Divine love will lead us through every difficulty. The ecological crisis makes it hard to believe in evolutionary progress toward a high destiny. The suffering of immigrants and refugees and their host communities makes many people wonder where God is. Social, economic, and political tensions make it difficult to believe in the brotherhood of man. And secularist hostility and other factors makes it tough to communicate the Fatherhood of God.

We do not know how violent the storms that are brewing will become. And we do not know when the spiritual renaissance will blossom forth. But we shall “depend wholly on Jesus for safe conduct throughout the unrevealed vicissitudes” [120:1.3, 1325.5], of the 21st century. He said, “In the gospel of the kingdom there resides the mighty Spirit of Truth.” [178:1.6, 1930.3]. There’s the power we need in order to proclaim by how we live and what we say.
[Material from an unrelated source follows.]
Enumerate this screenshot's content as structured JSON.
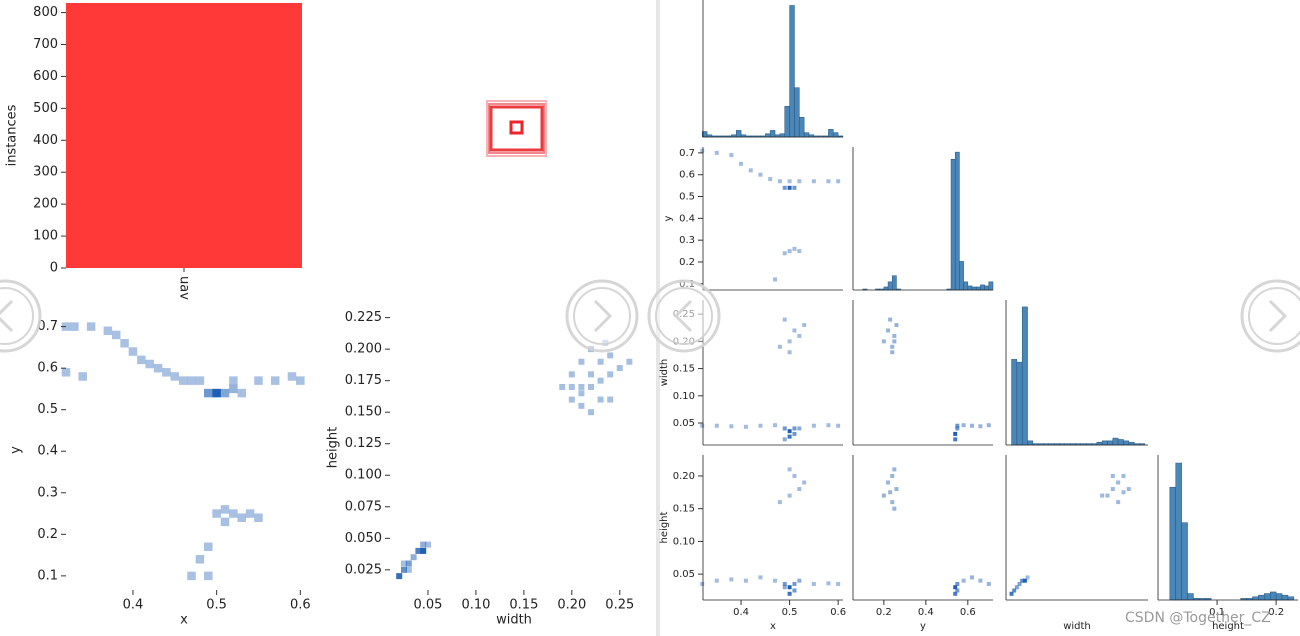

Our lives rise to the level of proclaiming when we receive and return the love of the Father, and reveal it to others, and thus to the Supreme. Feel supremacy in this final quote. The Spirit of Truth endows

…mortal man with the power to forgive personal injuries, to keep sweet in the midst of the gravest injustice, to remain unmoved in the face of appalling danger, and to challenge the evils of hate and anger by the fearless acts of love and forbearance. [Paper 194:3.12, page 2064.4].

Are you ready? Let’s learn this together!

Now, in your group discussion I ask you to do three things. First on your sheet of paper, on the right side, list difficulties that we have in proclaiming. Second, on the left side, list teachings of Jesus that address these difficulties. And third, discuss how these teachings minister to those difficulties.

Thank you for cooperating in the Spirit of Truth!